Two Common Types Of Mortgage

The following article gives information on Two Common Types Of Mortgage. If you are going to invest in one particular business but you have no money to put in, you can apply for a loan. Usually lending companies do not immediately release your loaned amount unless they have received security from your loan application. This security may come in different forms. One of the common securities is the use of mortgage.

Two Common Types Of Mortgage

Mortgage is a collateral contract that you will offer to the lending company as security to your loan. It has two common types. It may be either chattel mortgage or real estate mortgage.

Real estate mortgage is a contract of security where what is used as collateral is a real property or a piece of land. This type of mortgage requires registration or annotation of the mortgage at the back of the title of the real property. It is intended to warn the possible buyer of that property that it is subject to mortgage. Real estate mortgage is a separate and distinct contract from the original contract of loan. Loan is the principal while the mortgage contract is merely ancillary.

If you have used real estate mortgage as security to your loan and you failed to pay, the lending company can sell your real property in a public auction and recover the principal amount of loan plus the cost of the auction sale. If there is an excess amount, it will be given to you as the debtor-mortgagor. You can buy back your property within the period allowed by law or according to your agreement in case you will be able to pay the loaned amount.

On the other hand, chattel mortgage is a type of mortgage where the personal property serves as security for the loan. Like real estate mortgage, if the personal property needs registration such as cars or automobiles, the mortgage shall be annotated or registered as well. It is also an ancillary contract to the principal contract of loan. The personal property offered as security can also be sold for public auction in case the debtor failed to pay the loan. Once sold, one cannot recover it like those in real properties.

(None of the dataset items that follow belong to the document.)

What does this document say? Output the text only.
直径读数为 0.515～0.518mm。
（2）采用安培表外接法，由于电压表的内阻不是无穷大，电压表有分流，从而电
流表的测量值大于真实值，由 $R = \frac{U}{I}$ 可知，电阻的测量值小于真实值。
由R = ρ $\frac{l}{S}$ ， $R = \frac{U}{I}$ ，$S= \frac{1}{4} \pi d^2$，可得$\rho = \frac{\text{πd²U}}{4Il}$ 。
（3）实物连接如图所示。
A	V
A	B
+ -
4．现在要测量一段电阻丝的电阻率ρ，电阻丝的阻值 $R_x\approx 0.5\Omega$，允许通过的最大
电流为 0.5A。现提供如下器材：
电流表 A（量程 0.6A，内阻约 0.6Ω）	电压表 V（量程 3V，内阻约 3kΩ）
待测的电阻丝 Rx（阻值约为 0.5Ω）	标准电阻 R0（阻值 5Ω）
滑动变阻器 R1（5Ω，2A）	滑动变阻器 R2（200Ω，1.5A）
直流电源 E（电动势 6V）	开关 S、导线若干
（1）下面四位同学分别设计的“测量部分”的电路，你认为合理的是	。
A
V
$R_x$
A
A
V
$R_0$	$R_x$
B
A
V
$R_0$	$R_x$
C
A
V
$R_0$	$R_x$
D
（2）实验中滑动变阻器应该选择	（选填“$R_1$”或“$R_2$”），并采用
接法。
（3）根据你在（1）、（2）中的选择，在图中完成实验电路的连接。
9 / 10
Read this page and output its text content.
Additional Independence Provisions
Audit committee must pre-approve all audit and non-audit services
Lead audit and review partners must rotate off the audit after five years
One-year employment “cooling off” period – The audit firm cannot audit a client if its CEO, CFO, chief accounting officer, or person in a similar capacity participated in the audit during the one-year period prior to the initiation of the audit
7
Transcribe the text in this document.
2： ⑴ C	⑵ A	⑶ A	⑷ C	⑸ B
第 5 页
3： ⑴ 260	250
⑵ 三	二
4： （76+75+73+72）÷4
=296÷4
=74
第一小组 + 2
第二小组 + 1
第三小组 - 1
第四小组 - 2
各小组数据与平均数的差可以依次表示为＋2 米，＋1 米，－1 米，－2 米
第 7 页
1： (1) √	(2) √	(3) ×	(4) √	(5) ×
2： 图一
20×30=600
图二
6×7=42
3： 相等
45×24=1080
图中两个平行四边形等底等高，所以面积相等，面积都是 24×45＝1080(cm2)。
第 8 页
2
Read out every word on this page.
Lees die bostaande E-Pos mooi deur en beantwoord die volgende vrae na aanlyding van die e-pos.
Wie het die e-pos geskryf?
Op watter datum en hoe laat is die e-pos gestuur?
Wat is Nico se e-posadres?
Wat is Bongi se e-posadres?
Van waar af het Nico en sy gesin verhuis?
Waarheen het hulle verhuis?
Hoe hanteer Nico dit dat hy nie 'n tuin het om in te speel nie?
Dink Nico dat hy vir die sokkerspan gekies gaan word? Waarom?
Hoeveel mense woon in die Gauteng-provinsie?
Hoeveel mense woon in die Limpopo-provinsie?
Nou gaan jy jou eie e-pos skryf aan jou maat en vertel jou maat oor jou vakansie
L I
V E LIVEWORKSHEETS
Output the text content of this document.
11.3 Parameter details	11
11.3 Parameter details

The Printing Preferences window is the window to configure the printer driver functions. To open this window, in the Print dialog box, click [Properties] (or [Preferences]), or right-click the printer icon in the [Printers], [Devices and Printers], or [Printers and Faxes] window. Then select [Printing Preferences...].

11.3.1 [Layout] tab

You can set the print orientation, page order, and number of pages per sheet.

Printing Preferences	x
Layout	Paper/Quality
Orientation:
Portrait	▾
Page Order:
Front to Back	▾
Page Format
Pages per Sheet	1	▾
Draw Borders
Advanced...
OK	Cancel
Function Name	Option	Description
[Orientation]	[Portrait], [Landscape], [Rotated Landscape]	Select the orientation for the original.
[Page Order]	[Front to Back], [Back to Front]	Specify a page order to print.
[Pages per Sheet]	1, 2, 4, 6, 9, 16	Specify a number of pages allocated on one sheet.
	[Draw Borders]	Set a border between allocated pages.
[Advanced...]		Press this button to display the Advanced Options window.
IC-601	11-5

Some properties may be used as either real estate or chattel security in a mortgage. Example of such properties is a house. One can register it as a real property in a real estate mortgage or as a personal property in a chattel mortgage.

Mortgaged properties are not really transferred to the mortgagee. It is merely used as security. Transfer or title is applicable only when the debtor failed to pay and the property was sold in an auction. It is only during the auction sale where transfer of title over the said properties shall take effect. Ownership is therefore retained by the mortgagor until the sale of the property.

Although one can use properties as security to a loan, mortgage loan is granted only when there is a clear showing that the possible debtor really owns such properties because mortgage is an act of dominion and one can exercise it only if legally proven as the true owner of the property.